More on the Fracking Vote chaos.

 

A former party whip at Westminster said he had never seen anything like the chaos before the vote that finally cracked the government. Orkney and Shetland MP Alistair Carmichael, who was first elected in 2001, was tasked with ensuring colleagues voted with the Conservatives when he was Lib Dem chief whip and deputy chief whip for Tory PM David Cameron’s coalition government.

He still speaks regularly to Tory MPs and said their mood was despondent after a tumultuous week that culminated in the resignation of Prime Minister Liz Truss the morning after the Tories plunged into chaos before a vote on a Labour motion on fracking. Labour MP Chris Bryant claimed some were manhandled through the voting lobby by senior Tories.

Alistair Carmichael

Carmichael, who witnessed the commotion, said: “I’ve never seen anything like that before. Politics is important and the decisions you make as an MP matter. If people get hot under the collar about it, that’s not always a bad thing. But that is country miles from what we were seeing last week.

“The mood in the Conservative Party is despondent. It is rudderless. It is a failure of political leadership that has brought us to this point. Not just from Liz Truss. This government and Boris Johnson’s government before it is populated by people who have a colossal sense of entitlement.

It was their arrogance and hubris that made them think they could bend the markets to their will. As a consequence they may have done permanent and irreparable damage to the British economy.”

In last week’s chaotic Commons vote on fracking, more than 30 Tory MPs refused to back the Government’s decision to lift the ban on shale gas exploration.

However, among the ministers supporting the Government was new Chancellor Jeremy Hunt, who clearly approves of fracking . . . unless, it seems, it’s in his South-West Surrey constituency.

In June, he sent a sternly worded letter to Levelling Up Secretary Michael Gove objecting to a proposal by UK Oil & Gas (UKOG) to explore a site for gas in his constituency. The plan was rejected by local councillors but given the go-ahead on appeal by Gove’s department. 

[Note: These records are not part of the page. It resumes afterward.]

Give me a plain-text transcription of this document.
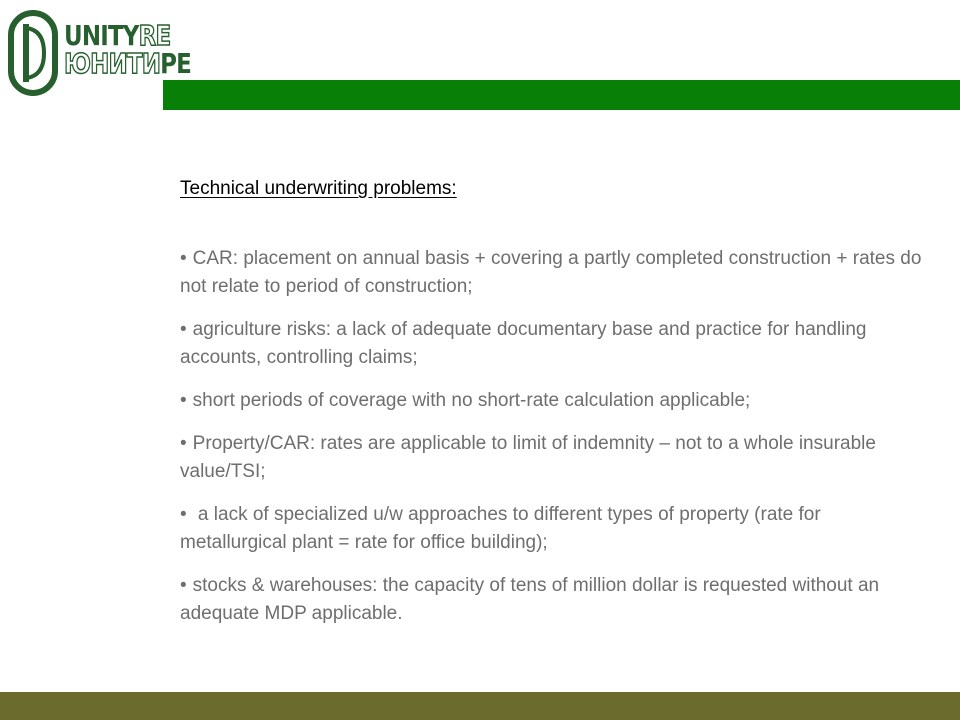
UNITYRE
ЮНИТИРЕ
Technical underwriting problems:
• CAR: placement on annual basis + covering a partly completed construction + rates do not relate to period of construction;
• agriculture risks: a lack of adequate documentary base and practice for handling accounts, controlling claims;
• short periods of coverage with no short-rate calculation applicable;
• Property/CAR: rates are applicable to limit of indemnity – not to a whole insurable value/TSI;
• a lack of specialized u/w approaches to different types of property (rate for metallurgical plant = rate for office building);
• stocks & warehouses: the capacity of tens of million dollar is requested without an adequate MDP applicable.
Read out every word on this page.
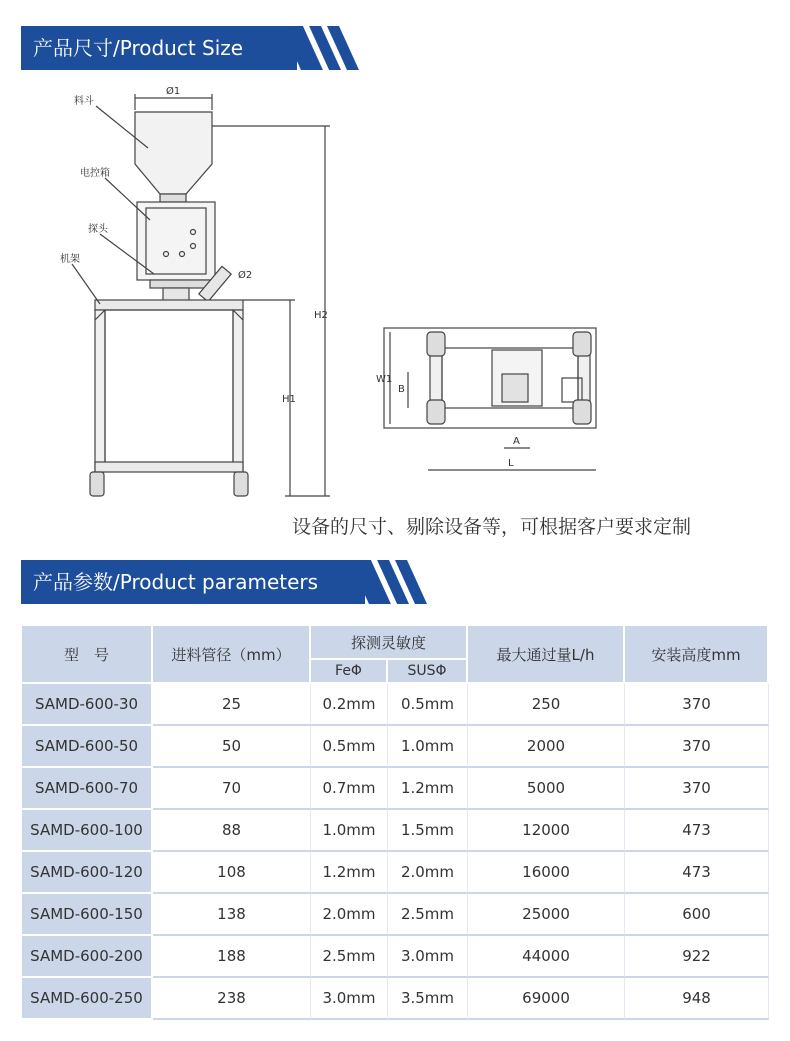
产品尺寸/Product Size
料斗
电控箱
探头
机架
Ø1
Ø2
H1
H2
W1
B
A
L
设备的尺寸、剔除设备等，可根据客户要求定制
产品参数/Product parameters
型　号	进料管径（mm）	探测灵敏度		最大通过量L/h	安装高度mm
		FeΦ	SUSΦ		
SAMD-600-30	25	0.2mm	0.5mm	250	370
SAMD-600-50	50	0.5mm	1.0mm	2000	370
SAMD-600-70	70	0.7mm	1.2mm	5000	370
SAMD-600-100	88	1.0mm	1.5mm	12000	473
SAMD-600-120	108	1.2mm	2.0mm	16000	473
SAMD-600-150	138	2.0mm	2.5mm	25000	600
SAMD-600-200	188	2.5mm	3.0mm	44000	922
SAMD-600-250	238	3.0mm	3.5mm	69000	948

‘I protest in the strongest of terms against your decision to grant the appeal that will allow drilling and exploration of fossil fuel,’ wrote Hunt. ‘The proposals to carry out such activity have been decisively rejected by Surrey County Council and the entire local community. I can’t see how this site has any role to play in our future energy supply needs.’

‘Nimby Hunt’ was widely mocked on social media following last week’s vote, including the following on a local blog: ‘FRACK!! I am now the Chancellor so sod the Stop The UKOG brigade protesting against oil/gas exploration on my patch.’

Still in Surrey, Farnham town councillors debated last week whether to send a congratulatory message to the newly-appointed Chancellor — but thought better of it. ‘He might not be there very long,’ mused one. Indeed not!
 
 

Madsen Pirie, president of the Thatcherite Adam Smith Institute, is not impressed by the bleatings of some of former Prime Minister Liz Truss’s more stentorian critics. ‘We have indeed entered strange territory when a notionally Conservative MP, Robert Halfon, describes those who favour tax cuts as “libertarian jihadists”. They used to be called Conservatives.’ Let’s face it, he has a point!

 
 

Overheard in the Commons. One Tory MP to another: ‘How long before the Queen’s record of 15 prime ministers is beaten by Charles III?’